I heard this question recently: "What is the best way to save money for my child? Should I use a 529 College Savings Account, a Roth IRA, or an individual brokerage account?"
In my experience, this is a question many parents commonly ask. While each type of account comes with its own set of pros and cons, not all approaches to answering this question are created equal.
How to Answer this Question Using The Conventional Approach:
One way to answer this is to first clarify what you are trying to accomplish. For example…
Is this for education now or someday?
How significant are tax benefits now and for your child down the road?
How you answer these questions will be very informative as you make your ultimate decision.
One way to decide how to save for your child is to begin with questions such as these. If you work with an investment manager, these questions are likely where they will start.
However, in my experience, this is the wrong place to start. It's like deciding to build a building. The first decision you make is whether to use 2x4 studs or steel beam before you even know what you want to use the building for!
How to Answer this Question Using Our Values-Driven Approach:
I’ve found that the best way to answer this question is to start with what matters most to you!

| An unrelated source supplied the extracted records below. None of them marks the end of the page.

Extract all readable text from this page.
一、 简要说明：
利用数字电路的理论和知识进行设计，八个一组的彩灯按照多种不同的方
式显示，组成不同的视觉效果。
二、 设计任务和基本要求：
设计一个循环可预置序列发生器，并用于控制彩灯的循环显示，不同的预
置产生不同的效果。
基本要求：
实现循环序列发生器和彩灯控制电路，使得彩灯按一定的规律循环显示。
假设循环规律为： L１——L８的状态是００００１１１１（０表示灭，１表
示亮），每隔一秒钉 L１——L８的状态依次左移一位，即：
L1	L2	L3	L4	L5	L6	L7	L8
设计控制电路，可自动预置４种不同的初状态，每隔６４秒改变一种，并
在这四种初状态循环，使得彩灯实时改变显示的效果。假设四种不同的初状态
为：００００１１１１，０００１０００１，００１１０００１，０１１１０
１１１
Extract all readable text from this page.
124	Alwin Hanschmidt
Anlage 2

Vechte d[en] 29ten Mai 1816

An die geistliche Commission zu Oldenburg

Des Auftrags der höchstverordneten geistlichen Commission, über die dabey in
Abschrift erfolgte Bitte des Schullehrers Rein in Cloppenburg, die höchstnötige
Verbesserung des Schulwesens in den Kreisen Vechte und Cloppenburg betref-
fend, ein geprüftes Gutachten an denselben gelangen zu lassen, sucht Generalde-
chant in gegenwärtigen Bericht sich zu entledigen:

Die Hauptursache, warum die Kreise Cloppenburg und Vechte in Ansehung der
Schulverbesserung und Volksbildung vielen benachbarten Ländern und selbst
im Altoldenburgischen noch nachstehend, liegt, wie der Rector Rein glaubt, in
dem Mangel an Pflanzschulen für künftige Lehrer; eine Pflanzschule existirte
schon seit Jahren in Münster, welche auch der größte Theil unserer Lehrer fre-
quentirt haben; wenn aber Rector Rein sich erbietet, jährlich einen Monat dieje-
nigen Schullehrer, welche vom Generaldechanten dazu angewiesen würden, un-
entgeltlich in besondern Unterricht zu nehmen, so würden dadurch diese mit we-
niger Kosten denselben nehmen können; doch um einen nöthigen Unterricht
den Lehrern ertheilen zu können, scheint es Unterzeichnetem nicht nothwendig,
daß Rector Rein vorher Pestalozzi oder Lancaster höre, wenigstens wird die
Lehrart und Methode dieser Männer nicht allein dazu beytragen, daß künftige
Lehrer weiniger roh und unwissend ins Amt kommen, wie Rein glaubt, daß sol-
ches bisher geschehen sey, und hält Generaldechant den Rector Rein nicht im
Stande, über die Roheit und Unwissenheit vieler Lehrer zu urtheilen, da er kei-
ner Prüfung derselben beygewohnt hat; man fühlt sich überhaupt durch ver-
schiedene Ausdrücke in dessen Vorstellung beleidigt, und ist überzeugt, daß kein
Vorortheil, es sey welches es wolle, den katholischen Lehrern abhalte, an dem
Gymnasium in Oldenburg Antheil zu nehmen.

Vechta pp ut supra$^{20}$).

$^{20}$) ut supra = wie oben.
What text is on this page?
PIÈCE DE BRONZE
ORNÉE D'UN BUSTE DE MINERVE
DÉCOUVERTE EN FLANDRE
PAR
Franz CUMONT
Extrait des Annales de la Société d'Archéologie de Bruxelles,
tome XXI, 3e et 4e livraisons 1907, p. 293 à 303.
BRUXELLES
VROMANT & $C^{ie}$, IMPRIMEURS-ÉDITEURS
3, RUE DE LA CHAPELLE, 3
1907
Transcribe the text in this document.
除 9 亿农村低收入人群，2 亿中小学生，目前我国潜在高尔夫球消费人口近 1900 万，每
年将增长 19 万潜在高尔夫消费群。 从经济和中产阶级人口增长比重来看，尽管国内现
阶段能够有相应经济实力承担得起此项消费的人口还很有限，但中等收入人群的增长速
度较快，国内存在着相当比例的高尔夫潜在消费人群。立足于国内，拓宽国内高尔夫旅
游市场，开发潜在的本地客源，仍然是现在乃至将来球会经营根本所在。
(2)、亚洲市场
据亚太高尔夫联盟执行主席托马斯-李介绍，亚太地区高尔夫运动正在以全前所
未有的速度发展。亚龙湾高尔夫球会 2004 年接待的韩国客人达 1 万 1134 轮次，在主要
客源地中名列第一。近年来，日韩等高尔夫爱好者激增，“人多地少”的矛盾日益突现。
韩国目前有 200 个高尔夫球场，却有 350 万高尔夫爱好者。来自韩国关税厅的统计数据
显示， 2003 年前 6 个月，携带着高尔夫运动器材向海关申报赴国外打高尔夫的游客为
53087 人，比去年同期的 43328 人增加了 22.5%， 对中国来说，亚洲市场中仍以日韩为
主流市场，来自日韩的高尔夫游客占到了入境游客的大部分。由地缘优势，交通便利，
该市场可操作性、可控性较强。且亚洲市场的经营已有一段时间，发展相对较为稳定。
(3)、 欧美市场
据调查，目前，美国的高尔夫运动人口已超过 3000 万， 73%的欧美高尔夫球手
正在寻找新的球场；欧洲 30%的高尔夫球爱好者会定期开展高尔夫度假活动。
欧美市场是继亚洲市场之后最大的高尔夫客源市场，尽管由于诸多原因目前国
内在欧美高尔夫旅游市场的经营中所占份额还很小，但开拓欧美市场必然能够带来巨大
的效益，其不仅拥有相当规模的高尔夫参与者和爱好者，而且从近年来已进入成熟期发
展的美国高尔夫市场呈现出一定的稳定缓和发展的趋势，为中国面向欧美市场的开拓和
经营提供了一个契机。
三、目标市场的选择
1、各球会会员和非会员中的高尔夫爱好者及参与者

This may sound a bit "squishy," but bear with me… The most helpful answer to a question like this really begins with a conversation about what you value. Every parent and every family values different things and this will change how they make financial decisions. Let me explain…
Valuing Flexibility:
Let's say we determine you value maneuverability or non-conformity. This could mean you want to keep your options open with any money you set aside for your child and don't want to pigeonhole them into going to college someday. In this case, an individual brokerage account could be a great fit.
Valuing Safety:
Or say higher learning, the predictable path, or legacy are a high value to you. What this could mean is that you feel strongly that your child should attend college. Using a 529 College Savings Plan may be just right for you.
Valuing Impact:
Finally, what if building wealth is one of your primary values? In this case, a Roth IRA could make the most sense, as it is a great way for you to begin building generational wealth for your child.
There are other steps in our process of answering this question and ultimately helping you decide on what is right for you. As a financial planner, I help clients navigate these types of questions and enjoy increasing their return on life, not just their return on investments. So, instead of starting with your plan and portfolio, start with your values!
Or how we put it: Purpose, then Plan, then Portfolio.